Although research on how CBD works and its ability to relieve common problems such as anxiety and insomnia is still in its infancy, there are some key points on which many industry experts seem to agree. According to this, CBD acts as an analgesic and anti-inflammatory agent, which has been used successfully for centuries to relieve pain and treat skin diseases such as eczema, psoriasis and rosacea and even sunburn and insect bites – at least as far as external application is concerned. CBD has the added advantage of stabilizing the mood, relieving anxiety and creating a calm feeling of well-being.
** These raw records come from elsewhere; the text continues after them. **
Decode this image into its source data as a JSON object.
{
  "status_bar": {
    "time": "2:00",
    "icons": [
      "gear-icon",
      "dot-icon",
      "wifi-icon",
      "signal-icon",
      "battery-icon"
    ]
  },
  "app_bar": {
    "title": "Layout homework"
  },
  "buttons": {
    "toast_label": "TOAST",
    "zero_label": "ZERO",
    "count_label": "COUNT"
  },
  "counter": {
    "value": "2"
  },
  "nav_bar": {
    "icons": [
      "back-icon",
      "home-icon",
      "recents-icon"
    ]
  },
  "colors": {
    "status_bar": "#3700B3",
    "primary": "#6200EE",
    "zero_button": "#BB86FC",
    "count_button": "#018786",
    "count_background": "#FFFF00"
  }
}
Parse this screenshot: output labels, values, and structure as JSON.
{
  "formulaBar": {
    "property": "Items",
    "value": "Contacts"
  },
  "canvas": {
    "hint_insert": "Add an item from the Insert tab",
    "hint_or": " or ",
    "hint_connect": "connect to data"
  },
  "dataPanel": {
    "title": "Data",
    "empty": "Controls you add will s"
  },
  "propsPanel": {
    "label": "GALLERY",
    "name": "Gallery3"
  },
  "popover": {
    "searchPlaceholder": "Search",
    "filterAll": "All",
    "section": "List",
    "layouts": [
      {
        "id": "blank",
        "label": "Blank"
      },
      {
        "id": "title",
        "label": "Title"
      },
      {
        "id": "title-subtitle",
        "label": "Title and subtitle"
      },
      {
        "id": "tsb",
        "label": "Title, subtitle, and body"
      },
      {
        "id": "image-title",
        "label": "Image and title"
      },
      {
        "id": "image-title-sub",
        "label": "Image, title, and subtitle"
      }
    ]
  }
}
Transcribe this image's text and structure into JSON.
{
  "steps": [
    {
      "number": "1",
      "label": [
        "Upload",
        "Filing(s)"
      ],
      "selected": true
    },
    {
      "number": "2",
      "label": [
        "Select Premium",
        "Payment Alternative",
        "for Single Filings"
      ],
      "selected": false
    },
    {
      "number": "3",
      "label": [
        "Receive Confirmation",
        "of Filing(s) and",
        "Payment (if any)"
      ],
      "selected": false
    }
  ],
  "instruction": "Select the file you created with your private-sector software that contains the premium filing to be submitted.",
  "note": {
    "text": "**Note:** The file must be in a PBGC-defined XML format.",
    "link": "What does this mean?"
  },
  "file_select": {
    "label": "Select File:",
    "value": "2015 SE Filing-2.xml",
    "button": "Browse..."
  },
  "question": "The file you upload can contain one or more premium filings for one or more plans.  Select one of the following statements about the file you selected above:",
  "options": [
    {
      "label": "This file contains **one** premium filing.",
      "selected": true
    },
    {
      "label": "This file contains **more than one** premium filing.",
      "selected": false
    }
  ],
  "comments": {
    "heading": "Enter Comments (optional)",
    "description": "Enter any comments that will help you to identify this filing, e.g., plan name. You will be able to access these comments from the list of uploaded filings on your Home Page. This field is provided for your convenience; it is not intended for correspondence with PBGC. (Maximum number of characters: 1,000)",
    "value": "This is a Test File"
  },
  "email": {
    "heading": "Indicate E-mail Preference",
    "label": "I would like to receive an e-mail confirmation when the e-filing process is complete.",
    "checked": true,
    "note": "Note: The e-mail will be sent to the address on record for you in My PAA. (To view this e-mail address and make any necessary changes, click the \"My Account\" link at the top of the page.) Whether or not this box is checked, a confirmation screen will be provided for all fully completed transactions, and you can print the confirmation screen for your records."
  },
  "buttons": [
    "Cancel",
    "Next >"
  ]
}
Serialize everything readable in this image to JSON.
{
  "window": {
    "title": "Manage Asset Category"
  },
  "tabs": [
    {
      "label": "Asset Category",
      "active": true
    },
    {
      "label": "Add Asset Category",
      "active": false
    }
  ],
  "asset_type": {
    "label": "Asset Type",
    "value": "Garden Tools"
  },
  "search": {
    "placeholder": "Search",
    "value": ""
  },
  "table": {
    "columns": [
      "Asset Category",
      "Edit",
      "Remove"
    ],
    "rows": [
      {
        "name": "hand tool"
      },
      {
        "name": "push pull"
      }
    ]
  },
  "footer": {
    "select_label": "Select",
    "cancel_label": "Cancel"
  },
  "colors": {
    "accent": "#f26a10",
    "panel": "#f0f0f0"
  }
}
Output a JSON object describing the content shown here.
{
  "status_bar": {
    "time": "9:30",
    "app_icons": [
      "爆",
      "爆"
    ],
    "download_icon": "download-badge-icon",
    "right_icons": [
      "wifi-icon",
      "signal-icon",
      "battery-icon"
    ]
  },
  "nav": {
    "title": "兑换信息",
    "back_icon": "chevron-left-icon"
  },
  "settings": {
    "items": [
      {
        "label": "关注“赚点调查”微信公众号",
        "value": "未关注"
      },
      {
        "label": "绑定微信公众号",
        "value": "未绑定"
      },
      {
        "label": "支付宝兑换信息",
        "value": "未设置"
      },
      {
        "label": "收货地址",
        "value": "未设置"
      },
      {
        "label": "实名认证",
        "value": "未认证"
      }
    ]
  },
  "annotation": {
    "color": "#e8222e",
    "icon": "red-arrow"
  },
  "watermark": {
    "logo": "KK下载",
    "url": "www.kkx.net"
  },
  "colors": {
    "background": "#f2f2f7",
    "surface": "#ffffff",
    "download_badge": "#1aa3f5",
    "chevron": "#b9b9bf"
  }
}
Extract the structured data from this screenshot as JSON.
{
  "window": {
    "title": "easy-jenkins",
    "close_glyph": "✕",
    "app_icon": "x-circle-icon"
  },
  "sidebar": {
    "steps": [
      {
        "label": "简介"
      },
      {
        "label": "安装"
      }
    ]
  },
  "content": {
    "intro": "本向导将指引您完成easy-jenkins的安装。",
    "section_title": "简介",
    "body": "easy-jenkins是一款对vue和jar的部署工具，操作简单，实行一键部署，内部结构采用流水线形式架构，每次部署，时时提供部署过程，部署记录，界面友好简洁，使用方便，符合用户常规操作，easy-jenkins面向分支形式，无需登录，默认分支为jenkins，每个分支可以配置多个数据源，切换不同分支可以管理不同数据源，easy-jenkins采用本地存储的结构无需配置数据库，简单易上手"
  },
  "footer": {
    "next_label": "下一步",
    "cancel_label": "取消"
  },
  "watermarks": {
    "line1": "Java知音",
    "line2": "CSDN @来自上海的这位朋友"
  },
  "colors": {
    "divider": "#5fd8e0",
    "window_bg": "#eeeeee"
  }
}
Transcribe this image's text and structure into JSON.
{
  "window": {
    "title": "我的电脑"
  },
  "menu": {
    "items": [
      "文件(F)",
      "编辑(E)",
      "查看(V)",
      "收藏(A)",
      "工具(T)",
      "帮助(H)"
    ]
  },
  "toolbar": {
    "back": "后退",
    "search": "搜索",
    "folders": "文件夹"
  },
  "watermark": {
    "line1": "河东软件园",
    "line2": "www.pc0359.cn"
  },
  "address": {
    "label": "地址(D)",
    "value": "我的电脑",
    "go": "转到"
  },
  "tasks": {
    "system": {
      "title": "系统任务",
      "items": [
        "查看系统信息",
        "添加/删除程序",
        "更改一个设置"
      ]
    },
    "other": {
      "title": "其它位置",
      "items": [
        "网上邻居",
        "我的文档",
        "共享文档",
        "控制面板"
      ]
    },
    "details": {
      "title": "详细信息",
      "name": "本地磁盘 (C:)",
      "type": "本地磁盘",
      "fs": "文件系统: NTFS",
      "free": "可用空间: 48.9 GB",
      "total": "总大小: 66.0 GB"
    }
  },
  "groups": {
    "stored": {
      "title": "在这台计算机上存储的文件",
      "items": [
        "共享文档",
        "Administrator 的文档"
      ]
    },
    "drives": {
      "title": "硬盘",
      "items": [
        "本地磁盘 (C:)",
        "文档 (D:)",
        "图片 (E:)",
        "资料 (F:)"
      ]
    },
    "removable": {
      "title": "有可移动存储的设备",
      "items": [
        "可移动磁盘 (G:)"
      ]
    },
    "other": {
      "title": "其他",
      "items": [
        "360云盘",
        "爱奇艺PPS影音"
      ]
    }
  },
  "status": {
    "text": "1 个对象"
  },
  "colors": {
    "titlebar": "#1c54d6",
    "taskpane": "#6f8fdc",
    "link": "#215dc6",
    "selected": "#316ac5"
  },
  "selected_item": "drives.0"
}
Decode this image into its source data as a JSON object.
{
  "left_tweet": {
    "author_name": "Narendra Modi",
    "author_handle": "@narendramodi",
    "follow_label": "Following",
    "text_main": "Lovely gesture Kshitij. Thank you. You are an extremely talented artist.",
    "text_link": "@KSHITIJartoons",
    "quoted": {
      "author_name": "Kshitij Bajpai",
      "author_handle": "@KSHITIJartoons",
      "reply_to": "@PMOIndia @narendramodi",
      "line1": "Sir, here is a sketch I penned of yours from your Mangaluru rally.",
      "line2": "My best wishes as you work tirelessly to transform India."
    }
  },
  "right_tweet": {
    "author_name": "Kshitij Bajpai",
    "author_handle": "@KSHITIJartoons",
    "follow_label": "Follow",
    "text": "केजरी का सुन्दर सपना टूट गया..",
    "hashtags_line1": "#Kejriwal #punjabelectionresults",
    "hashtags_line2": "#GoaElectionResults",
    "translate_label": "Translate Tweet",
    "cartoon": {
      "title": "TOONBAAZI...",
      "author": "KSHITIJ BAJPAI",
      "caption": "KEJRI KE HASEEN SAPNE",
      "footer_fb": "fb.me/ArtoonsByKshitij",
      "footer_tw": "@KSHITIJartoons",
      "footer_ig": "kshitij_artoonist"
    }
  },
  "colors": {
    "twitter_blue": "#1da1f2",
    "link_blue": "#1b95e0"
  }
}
How exactly does it work? The particular effectiveness of CBD is due to the endocannabinoid system (ECS): The ECS is a network of receptors that every mammal has. This system is responsible for maintaining the hormonal balance of the body and helps to regulate many essential functions of the body, such as sleep, pain, appetite, immune system and stress.
Some studies have also shown that in addition to its anti-inflammatory effect on skin problems, CBD can also reduce the oil production of the skin. The anti-inflammatory effects of CBD generally help to soothe the skin and thus reduce redness. Due to its antioxidant and regenerative properties, CBD is able to compensate for damage caused by sun, pollution and aging. Basically, it seems that the skin of every human being can only benefit from the use of CBD.
There is often some confusion about the difference between hemp seed oil and CBD derived from hemp. The comparison of hemp seed oil and hemp-derived CBD is therefore not much better than comparing potatoes with vodka, they come from the same plant but have very different properties.
Hemp seed oil is produced by cold pressing the seeds of the hemp plant, products with hemp seed oil are therefore rich in several vitamins as well as omega fatty acids. These have a particularly hydrating effect – but hemp seed oil does not contain CBD. Therefore, when buying cosmetic products, you should pay special attention to the actual ingredients: many cosmetic brands make it look like as if CBD is contained in one of their products, when in reality it is only hemp seed oil.
CBD as opposed to hemp seed oil is an extract from the leaves, flowers and stems of the cannabis plant. Products with CBD have a much more regenerative, anti-ageing and anti-inflammatory effect than products made with hemp oil. This is also called the "entourage effect": The different parts of the plant (leaves, flowers, stems) are supposed to work together and thus enhance the overall effectiveness of this particular plant.
Although CBD may be an exceptional substance for skin care, it cannot be entirely denied that its popularity has much to do with its proximity to the drug culture. Thus, it often happens that CBD companies take advantage of the often controversial stigma of cannabis to attract more attention. It cannot be ignored that the people who benefit from the controversy surrounding CBD are mostly white and predominantly male and for the most part do nothing to actually change the perception of marijuana use, which is inextricably linked to the "getting high culture" of a certain group of people. This is a difficult issue, but it should be pointed out in any discussion about CBDs – especially when one considers that the cultivation of CBDs to extract intoxicating ingredients is still illegal today and can put people in prison.
Despite the awareness, research and even legalization of CBD, there is still a lot of work to be done to advance the industry around CBD products, including the cosmetics industry. But it also seems that every year, new rules and regulations arise to support the rise of this special active ingredient and make its extraordinary benefits accessible to a broader range of people.